The third album: that’s where I lost my faith in My Morning Jacket a couple of years ago, and where I find myself at odds with Sigur Ros right now. (And you can bet if Stevens makes a whispery forlorn album all about Swedes and dairy in Wisconsin, with those same McSweeney’s-esque song titles and banjo/woodwind backing band, that’s where I’ll be with him, too.) Your hope—and you do have the highest of hopes, because let’s not forget that this band did destroy you at one time—is the band will find a way to focus the newfound ambition of the last record and refine it through some modicum of growing musical sophistication. But no, my sense of the new Sigur Ros, Takk…, is similar to how I felt about It Still Moves: I can barely muster a sense of disappointment, because it met my expectations but fell well short of my hopes.

Where MMJ is concerned, I so much lost touch with what they were up to that I didn't even realize the new album had been released, until I saw a few polarizing posts sprinkled around the web. I was ready to toss it off, but the very fact that the new record inspired more than a yawn—in fact, that a few true fans felt it flat out sucked—propelled me to go to their site and check a few new songs out. I'd heard that they'd "changed"—accusations of a reggae influence, of all things!—so I now wanted to see just how so (and how badly).

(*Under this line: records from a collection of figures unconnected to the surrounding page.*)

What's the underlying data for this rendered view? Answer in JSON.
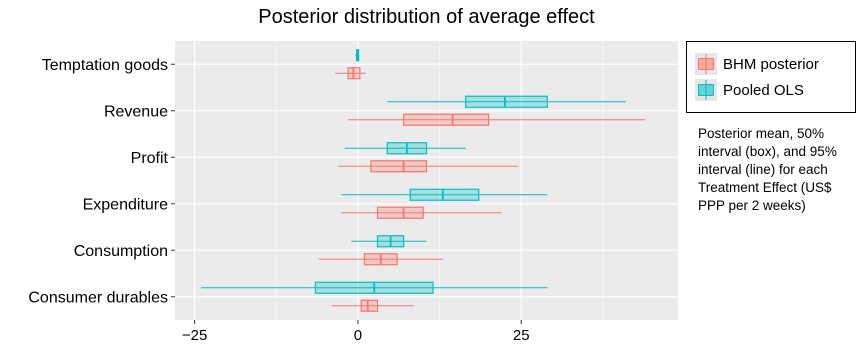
{
  "chart_data": {
    "type": "boxplot",
    "title": "Posterior distribution of average effect",
    "xlabel": "",
    "ylabel": "",
    "xlim": [
      -28,
      49
    ],
    "x_ticks": [
      -25,
      0,
      25
    ],
    "x_tick_labels": [
      "−25",
      "0",
      "25"
    ],
    "grid": true,
    "legend_position": "right",
    "categories": [
      "Temptation goods",
      "Revenue",
      "Profit",
      "Expenditure",
      "Consumption",
      "Consumer durables"
    ],
    "series": [
      {
        "name": "BHM posterior",
        "color": "#F8766D",
        "values": [
          {
            "category": "Temptation goods",
            "lo": -3.5,
            "q1": -1.5,
            "mean": -0.7,
            "q3": 0.3,
            "hi": 1.2
          },
          {
            "category": "Revenue",
            "lo": -1.5,
            "q1": 7,
            "mean": 14.5,
            "q3": 20,
            "hi": 44
          },
          {
            "category": "Profit",
            "lo": -3,
            "q1": 2,
            "mean": 7,
            "q3": 10.5,
            "hi": 24.5
          },
          {
            "category": "Expenditure",
            "lo": -2.5,
            "q1": 3,
            "mean": 7,
            "q3": 10,
            "hi": 22
          },
          {
            "category": "Consumption",
            "lo": -6,
            "q1": 1,
            "mean": 3.5,
            "q3": 6,
            "hi": 13
          },
          {
            "category": "Consumer durables",
            "lo": -4,
            "q1": 0.5,
            "mean": 1.5,
            "q3": 3,
            "hi": 8.5
          }
        ]
      },
      {
        "name": "Pooled OLS",
        "color": "#00BFC4",
        "values": [
          {
            "category": "Temptation goods",
            "lo": -0.4,
            "q1": -0.2,
            "mean": -0.1,
            "q3": 0.1,
            "hi": 0.2
          },
          {
            "category": "Revenue",
            "lo": 4.5,
            "q1": 16.5,
            "mean": 22.5,
            "q3": 29,
            "hi": 41
          },
          {
            "category": "Profit",
            "lo": -2,
            "q1": 4.5,
            "mean": 7.5,
            "q3": 10.5,
            "hi": 16.5
          },
          {
            "category": "Expenditure",
            "lo": -2.5,
            "q1": 8,
            "mean": 13,
            "q3": 18.5,
            "hi": 29
          },
          {
            "category": "Consumption",
            "lo": -1,
            "q1": 3,
            "mean": 5,
            "q3": 7,
            "hi": 10.5
          },
          {
            "category": "Consumer durables",
            "lo": -24,
            "q1": -6.5,
            "mean": 2.5,
            "q3": 11.5,
            "hi": 29
          }
        ]
      }
    ],
    "annotation": "Posterior mean, 50% interval (box), and 95% interval (line) for each Treatment Effect (US$ PPP per 2 weeks)"
  }
}
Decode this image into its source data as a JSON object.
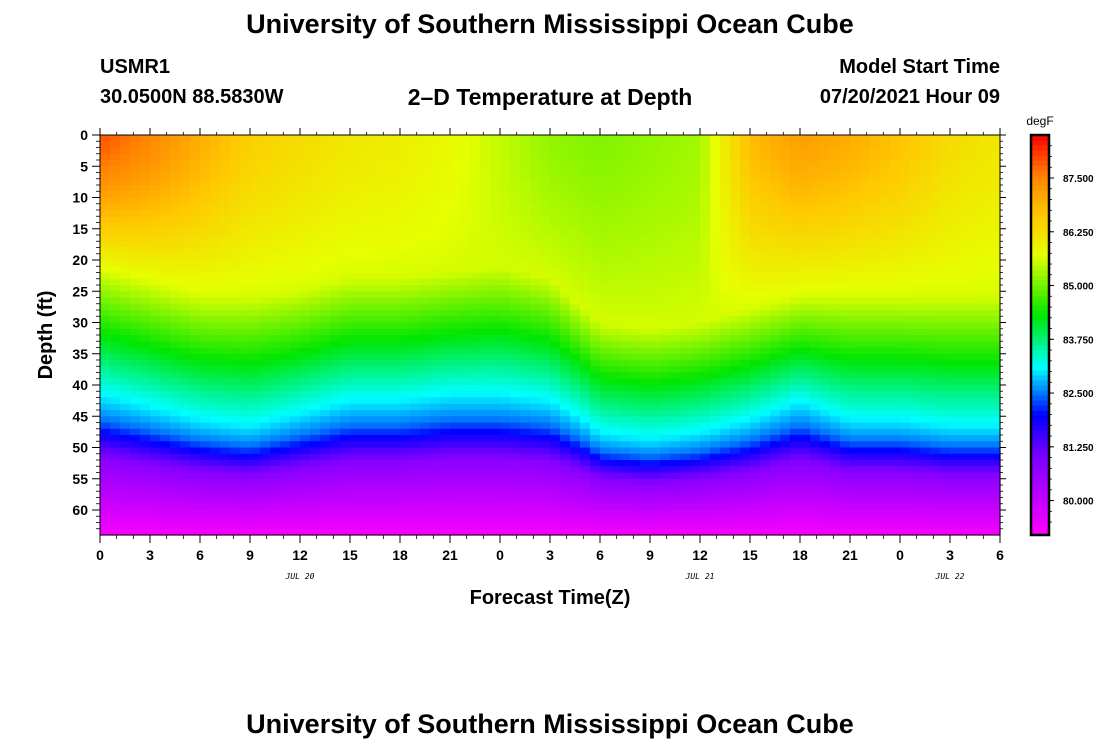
{
  "header": {
    "title": "University of Southern Mississippi Ocean Cube",
    "station_id": "USMR1",
    "station_location": "30.0500N  88.5830W",
    "plot_title": "2–D Temperature at Depth",
    "start_label": "Model Start Time",
    "start_value": "07/20/2021 Hour 09"
  },
  "footer": {
    "title": "University of Southern Mississippi Ocean Cube"
  },
  "chart_data": {
    "type": "heatmap",
    "title": "2–D Temperature at Depth",
    "xlabel": "Forecast Time(Z)",
    "ylabel": "Depth (ft)",
    "x_hours": [
      0,
      54
    ],
    "x_tick_labels": [
      "0",
      "3",
      "6",
      "9",
      "12",
      "15",
      "18",
      "21",
      "0",
      "3",
      "6",
      "9",
      "12",
      "15",
      "18",
      "21",
      "0",
      "3",
      "6"
    ],
    "date_labels": [
      {
        "text": "JUL 20",
        "hour": 12
      },
      {
        "text": "JUL 21",
        "hour": 36
      },
      {
        "text": "JUL 22",
        "hour": 51
      }
    ],
    "ylim": [
      0,
      64
    ],
    "y_ticks": [
      0,
      5,
      10,
      15,
      20,
      25,
      30,
      35,
      40,
      45,
      50,
      55,
      60
    ],
    "colorbar": {
      "unit": "degF",
      "range": [
        79.2,
        88.5
      ],
      "ticks": [
        80.0,
        81.25,
        82.5,
        83.75,
        85.0,
        86.25,
        87.5
      ],
      "tick_labels": [
        "80.000",
        "81.250",
        "82.500",
        "83.750",
        "85.000",
        "86.250",
        "87.500"
      ]
    },
    "surface_temperature": {
      "hours": [
        0,
        3,
        6,
        9,
        12,
        15,
        18,
        21,
        24,
        27,
        30,
        33,
        36,
        39,
        42,
        45,
        48,
        51,
        54
      ],
      "values": [
        87.9,
        87.5,
        87.0,
        86.5,
        86.3,
        86.1,
        86.0,
        85.8,
        85.5,
        85.2,
        85.1,
        85.2,
        85.3,
        86.8,
        87.2,
        87.0,
        86.7,
        86.3,
        86.1
      ]
    },
    "thermocline_depth_ft": {
      "hours": [
        0,
        3,
        6,
        9,
        12,
        15,
        18,
        21,
        24,
        27,
        29,
        30,
        33,
        36,
        39,
        42,
        45,
        48,
        51,
        54
      ],
      "values": [
        42,
        44,
        46,
        47,
        45,
        43,
        43,
        42,
        42,
        43,
        46,
        48,
        49,
        48,
        46,
        43,
        46,
        46,
        47,
        47
      ]
    },
    "mixed_layer_depth_ft": {
      "hours": [
        0,
        3,
        6,
        9,
        12,
        15,
        18,
        21,
        24,
        27,
        30,
        33,
        36,
        39,
        42,
        45,
        48,
        51,
        54
      ],
      "values": [
        22,
        24,
        26,
        26,
        25,
        23,
        23,
        22,
        21,
        23,
        30,
        31,
        30,
        28,
        26,
        26,
        26,
        26,
        26
      ]
    },
    "bottom_temperature": 79.3
  }
}
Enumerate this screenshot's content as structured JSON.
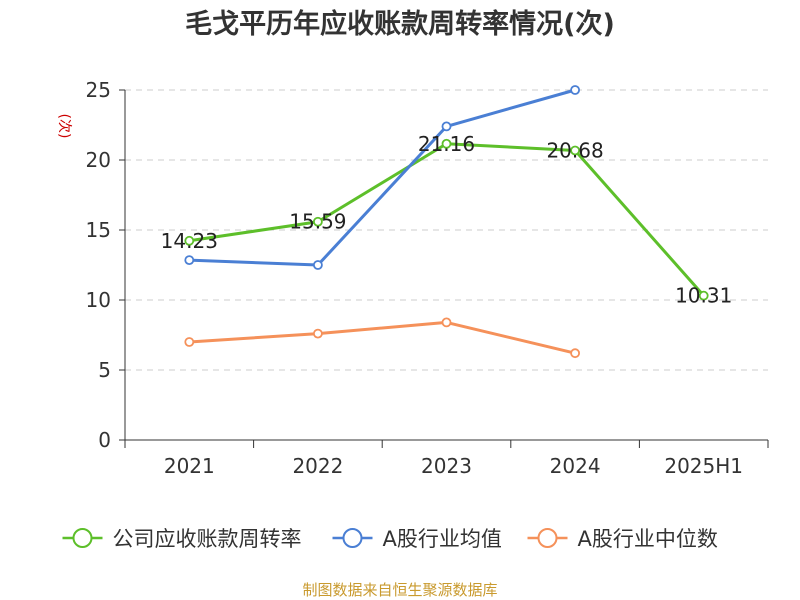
{
  "chart_data": {
    "type": "line",
    "title": "毛戈平历年应收账款周转率情况(次)",
    "ylabel": "(次)",
    "categories": [
      "2021",
      "2022",
      "2023",
      "2024",
      "2025H1"
    ],
    "ylim": [
      0,
      25
    ],
    "yticks": [
      0,
      5,
      10,
      15,
      20,
      25
    ],
    "grid": true,
    "legend_position": "bottom",
    "series": [
      {
        "name": "公司应收账款周转率",
        "color": "#5dbf2a",
        "values": [
          14.23,
          15.59,
          21.16,
          20.68,
          10.31
        ],
        "labels": [
          "14.23",
          "15.59",
          "21.16",
          "20.68",
          "10.31"
        ]
      },
      {
        "name": "A股行业均值",
        "color": "#4a7fd4",
        "values": [
          12.85,
          12.5,
          22.4,
          25.0,
          null
        ]
      },
      {
        "name": "A股行业中位数",
        "color": "#f5915a",
        "values": [
          7.0,
          7.6,
          8.4,
          6.2,
          null
        ]
      }
    ]
  },
  "source": "制图数据来自恒生聚源数据库",
  "colors": {
    "ylabel": "#cc0000",
    "source": "#c99a2e",
    "grid": "#cccccc",
    "axis": "#333333"
  }
}
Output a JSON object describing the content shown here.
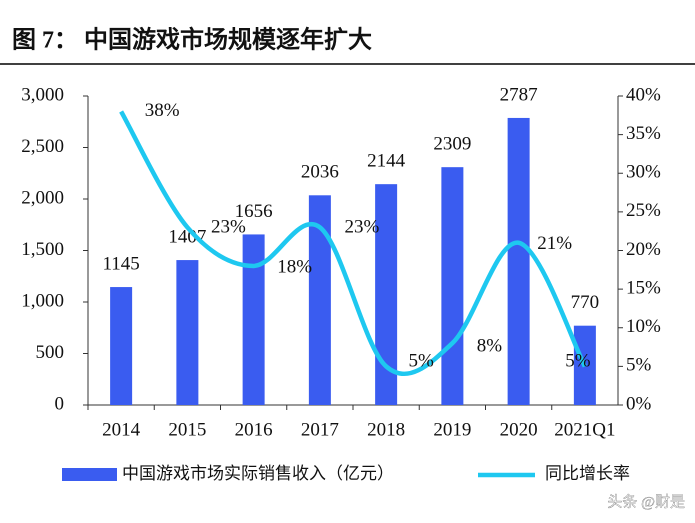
{
  "chart_data": {
    "type": "bar-line",
    "title": "图 7： 中国游戏市场规模逐年扩大",
    "categories": [
      "2014",
      "2015",
      "2016",
      "2017",
      "2018",
      "2019",
      "2020",
      "2021Q1"
    ],
    "series": [
      {
        "name": "中国游戏市场实际销售收入（亿元）",
        "type": "bar",
        "color": "#3a5cf0",
        "values": [
          1145,
          1407,
          1656,
          2036,
          2144,
          2309,
          2787,
          770
        ]
      },
      {
        "name": "同比增长率",
        "type": "line",
        "axis": "y2",
        "color": "#1ec8f0",
        "values": [
          38,
          23,
          18,
          23,
          5,
          8,
          21,
          5
        ],
        "value_labels": [
          "38%",
          "23%",
          "18%",
          "23%",
          "5%",
          "8%",
          "21%",
          "5%"
        ]
      }
    ],
    "ylim": [
      0,
      3000
    ],
    "yticks": [
      0,
      500,
      {
        "value": 1000,
        "label": "1,000"
      },
      {
        "value": 1500,
        "label": "1,500"
      },
      {
        "value": 2000,
        "label": "2,000"
      },
      {
        "value": 2500,
        "label": "2,500"
      },
      {
        "value": 3000,
        "label": "3,000"
      }
    ],
    "y2lim": [
      0,
      40
    ],
    "y2ticks": [
      {
        "value": 0,
        "label": "0%"
      },
      {
        "value": 5,
        "label": "5%"
      },
      {
        "value": 10,
        "label": "10%"
      },
      {
        "value": 15,
        "label": "15%"
      },
      {
        "value": 20,
        "label": "20%"
      },
      {
        "value": 25,
        "label": "25%"
      },
      {
        "value": 30,
        "label": "30%"
      },
      {
        "value": 35,
        "label": "35%"
      },
      {
        "value": 40,
        "label": "40%"
      }
    ],
    "watermark": "头条 @财是"
  }
}
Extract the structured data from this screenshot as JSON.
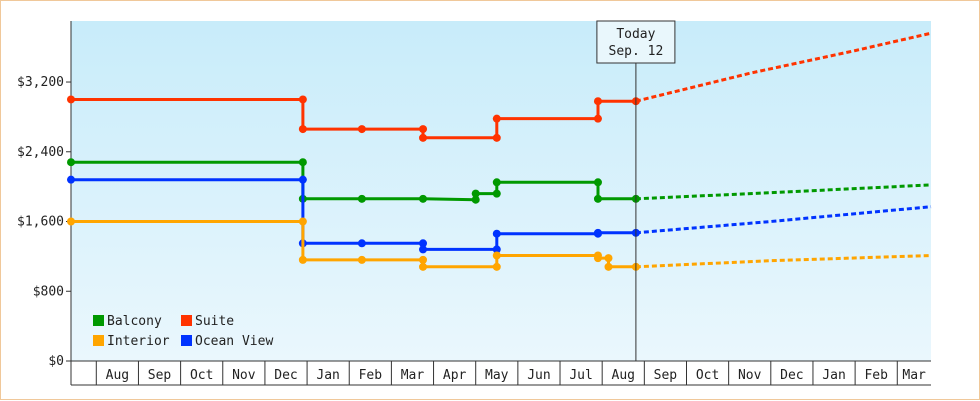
{
  "chart_data": {
    "type": "line",
    "subtype": "step",
    "title": "",
    "xlabel": "",
    "ylabel": "",
    "ylim": [
      0,
      3900
    ],
    "y_ticks": [
      {
        "value": 0,
        "label": "$0"
      },
      {
        "value": 800,
        "label": "$800"
      },
      {
        "value": 1600,
        "label": "$1,600"
      },
      {
        "value": 2400,
        "label": "$2,400"
      },
      {
        "value": 3200,
        "label": "$3,200"
      }
    ],
    "months": [
      "Aug",
      "Sep",
      "Oct",
      "Nov",
      "Dec",
      "Jan",
      "Feb",
      "Mar",
      "Apr",
      "May",
      "Jun",
      "Jul",
      "Aug",
      "Sep",
      "Oct",
      "Nov",
      "Dec",
      "Jan",
      "Feb",
      "Mar"
    ],
    "x_unit": "months since start of first shown month (July)",
    "xlim": [
      0.4,
      20.8
    ],
    "today": {
      "x": 13.8,
      "line1": "Today",
      "line2": "Sep. 12"
    },
    "background": {
      "top": "#c8ecfa",
      "bottom": "#eaf7fd"
    },
    "legend": {
      "placement": "bottom-left"
    },
    "grid": false,
    "series": [
      {
        "name": "Suite",
        "color": "#ff3300",
        "points": [
          [
            0.4,
            3000
          ],
          [
            5.9,
            3000
          ],
          [
            5.9,
            2660
          ],
          [
            7.3,
            2660
          ],
          [
            8.75,
            2660
          ],
          [
            8.75,
            2560
          ],
          [
            10.5,
            2560
          ],
          [
            10.5,
            2780
          ],
          [
            12.9,
            2780
          ],
          [
            12.9,
            2980
          ],
          [
            13.8,
            2980
          ]
        ],
        "forecast": [
          [
            13.8,
            2980
          ],
          [
            16.5,
            3300
          ],
          [
            19.0,
            3560
          ],
          [
            20.8,
            3760
          ]
        ]
      },
      {
        "name": "Balcony",
        "color": "#009900",
        "points": [
          [
            0.4,
            2280
          ],
          [
            5.9,
            2280
          ],
          [
            5.9,
            1860
          ],
          [
            7.3,
            1860
          ],
          [
            8.75,
            1860
          ],
          [
            10.0,
            1850
          ],
          [
            10.0,
            1920
          ],
          [
            10.5,
            1920
          ],
          [
            10.5,
            2050
          ],
          [
            12.9,
            2050
          ],
          [
            12.9,
            1860
          ],
          [
            13.8,
            1860
          ]
        ],
        "forecast": [
          [
            13.8,
            1860
          ],
          [
            17.0,
            1930
          ],
          [
            20.8,
            2020
          ]
        ]
      },
      {
        "name": "Ocean View",
        "color": "#0033ff",
        "points": [
          [
            0.4,
            2080
          ],
          [
            5.9,
            2080
          ],
          [
            5.9,
            1350
          ],
          [
            7.3,
            1350
          ],
          [
            8.75,
            1350
          ],
          [
            8.75,
            1280
          ],
          [
            10.5,
            1280
          ],
          [
            10.5,
            1460
          ],
          [
            12.9,
            1460
          ],
          [
            12.9,
            1470
          ],
          [
            13.8,
            1470
          ]
        ],
        "forecast": [
          [
            13.8,
            1470
          ],
          [
            17.0,
            1600
          ],
          [
            20.8,
            1770
          ]
        ]
      },
      {
        "name": "Interior",
        "color": "#ffa500",
        "points": [
          [
            0.4,
            1600
          ],
          [
            5.9,
            1600
          ],
          [
            5.9,
            1160
          ],
          [
            7.3,
            1160
          ],
          [
            8.75,
            1160
          ],
          [
            8.75,
            1080
          ],
          [
            10.5,
            1080
          ],
          [
            10.5,
            1210
          ],
          [
            12.9,
            1210
          ],
          [
            12.9,
            1180
          ],
          [
            13.15,
            1180
          ],
          [
            13.15,
            1080
          ],
          [
            13.8,
            1080
          ]
        ],
        "forecast": [
          [
            13.8,
            1080
          ],
          [
            17.0,
            1150
          ],
          [
            20.8,
            1210
          ]
        ]
      }
    ],
    "legend_order": [
      "Balcony",
      "Suite",
      "Interior",
      "Ocean View"
    ]
  }
}
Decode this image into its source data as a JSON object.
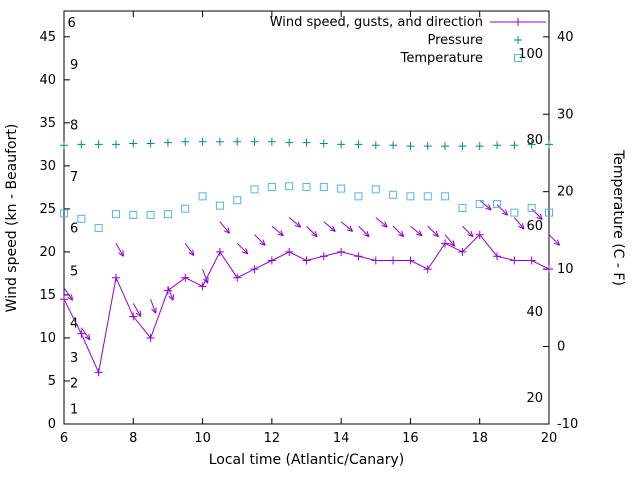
{
  "chart_data": {
    "type": "line",
    "title": "",
    "xlabel": "Local time (Atlantic/Canary)",
    "ylabel_left": "Wind speed (kn - Beaufort)",
    "ylabel_right": "Temperature (C - F)",
    "x_range": [
      6,
      20
    ],
    "y_left_range": [
      0,
      48
    ],
    "y_right_range": [
      -10,
      43.3
    ],
    "x_ticks": [
      6,
      8,
      10,
      12,
      14,
      16,
      18,
      20
    ],
    "y_left_ticks": [
      0,
      5,
      10,
      15,
      20,
      25,
      30,
      35,
      40,
      45
    ],
    "y_right_ticks": [
      -10,
      0,
      10,
      20,
      30,
      40
    ],
    "grid": false,
    "beaufort_labels": [
      {
        "label": "1",
        "kn": 1
      },
      {
        "label": "2",
        "kn": 4
      },
      {
        "label": "3",
        "kn": 7
      },
      {
        "label": "4",
        "kn": 11
      },
      {
        "label": "5",
        "kn": 17
      },
      {
        "label": "6",
        "kn": 22
      },
      {
        "label": "7",
        "kn": 28
      },
      {
        "label": "8",
        "kn": 34
      },
      {
        "label": "9",
        "kn": 41
      }
    ],
    "fahrenheit_labels": [
      {
        "label": "20",
        "f": 20
      },
      {
        "label": "40",
        "f": 40
      },
      {
        "label": "60",
        "f": 60
      },
      {
        "label": "80",
        "f": 80
      },
      {
        "label": "100",
        "f": 100
      }
    ],
    "extra_labels": [
      {
        "label": "6",
        "x": 6.1,
        "kn": 46.6
      }
    ],
    "x": [
      6,
      6.5,
      7,
      7.5,
      8,
      8.5,
      9,
      9.5,
      10,
      10.5,
      11,
      11.5,
      12,
      12.5,
      13,
      13.5,
      14,
      14.5,
      15,
      15.5,
      16,
      16.5,
      17,
      17.5,
      18,
      18.5,
      19,
      19.5,
      20
    ],
    "series": [
      {
        "name": "Wind speed, gusts, and direction",
        "style": "linespoints",
        "marker": "plus",
        "color": "#9400d3",
        "axis": "left",
        "units": "kn",
        "values": [
          14.5,
          10.5,
          6,
          17,
          12.5,
          10,
          15.5,
          17,
          16,
          20,
          17,
          18,
          19,
          20,
          19,
          19.5,
          20,
          19.5,
          19,
          19,
          19,
          18,
          21,
          20,
          22,
          19.5,
          19,
          19,
          18
        ]
      },
      {
        "name": "Wind gusts with direction arrows",
        "style": "arrows",
        "color": "#9400d3",
        "axis": "left",
        "units": "kn",
        "values": [
          15.8,
          11.2,
          null,
          21,
          14,
          14.5,
          16,
          21,
          18,
          23.5,
          21,
          22,
          23,
          24,
          23,
          23.5,
          23.5,
          23,
          24,
          23,
          23,
          23,
          22,
          23,
          26,
          25.5,
          24,
          25,
          22
        ],
        "direction_deg_screen": [
          55,
          55,
          null,
          60,
          60,
          70,
          70,
          55,
          70,
          50,
          45,
          45,
          40,
          40,
          45,
          40,
          40,
          45,
          40,
          45,
          40,
          45,
          50,
          45,
          40,
          45,
          50,
          45,
          45
        ]
      },
      {
        "name": "Pressure",
        "style": "points",
        "marker": "plus",
        "color": "#008b8b",
        "axis": "left",
        "units": "left-axis position",
        "values": [
          32.4,
          32.5,
          32.5,
          32.5,
          32.6,
          32.6,
          32.7,
          32.8,
          32.8,
          32.8,
          32.8,
          32.8,
          32.8,
          32.7,
          32.7,
          32.6,
          32.5,
          32.5,
          32.4,
          32.4,
          32.3,
          32.3,
          32.3,
          32.3,
          32.3,
          32.4,
          32.4,
          32.5,
          32.5
        ]
      },
      {
        "name": "Temperature",
        "style": "points",
        "marker": "square",
        "color": "#56b4e9",
        "axis": "right",
        "units": "C",
        "values": [
          17.2,
          16.5,
          15.3,
          17.1,
          17,
          17,
          17.1,
          17.8,
          19.4,
          18.2,
          18.9,
          20.3,
          20.6,
          20.7,
          20.6,
          20.6,
          20.4,
          19.4,
          20.3,
          19.6,
          19.4,
          19.4,
          19.4,
          17.9,
          18.4,
          18.4,
          17.3,
          17.9,
          17.3
        ]
      }
    ],
    "legend": {
      "position": "top-right-inside",
      "entries": [
        {
          "label": "Wind speed, gusts, and direction",
          "style": "linespoints",
          "marker": "plus",
          "color": "#9400d3"
        },
        {
          "label": "Pressure",
          "style": "points",
          "marker": "plus",
          "color": "#008b8b"
        },
        {
          "label": "Temperature",
          "style": "points",
          "marker": "square",
          "color": "#56b4e9"
        }
      ]
    },
    "colors": {
      "axis": "#000000",
      "background": "#ffffff"
    }
  }
}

And what do you know, I totally fucking love it. It’s easily one of the best albums of the year. They clipped off the jam-band urges, made their shortest record to date, kept the reverb on the vocals but brought clarity to the rest of the music—and they atoned for the greatest sin of their last album by making this the catchiest album they’ve made to date.

The good news is these guys have been one or two records ahead of Sigur Ros and Stevens. Here’s hoping both acts turn similar corners. (Speaking of losing the reverb, I’d love to hear a “raw” Sigur Ros. I’d love to hear something a little more abrasive. I think it could all be done in the way they are recorded; they wouldn’t even need to change the way they write songs). I’ve got my fingers crossed for all of them. Is it so much to ask to be astounded every time?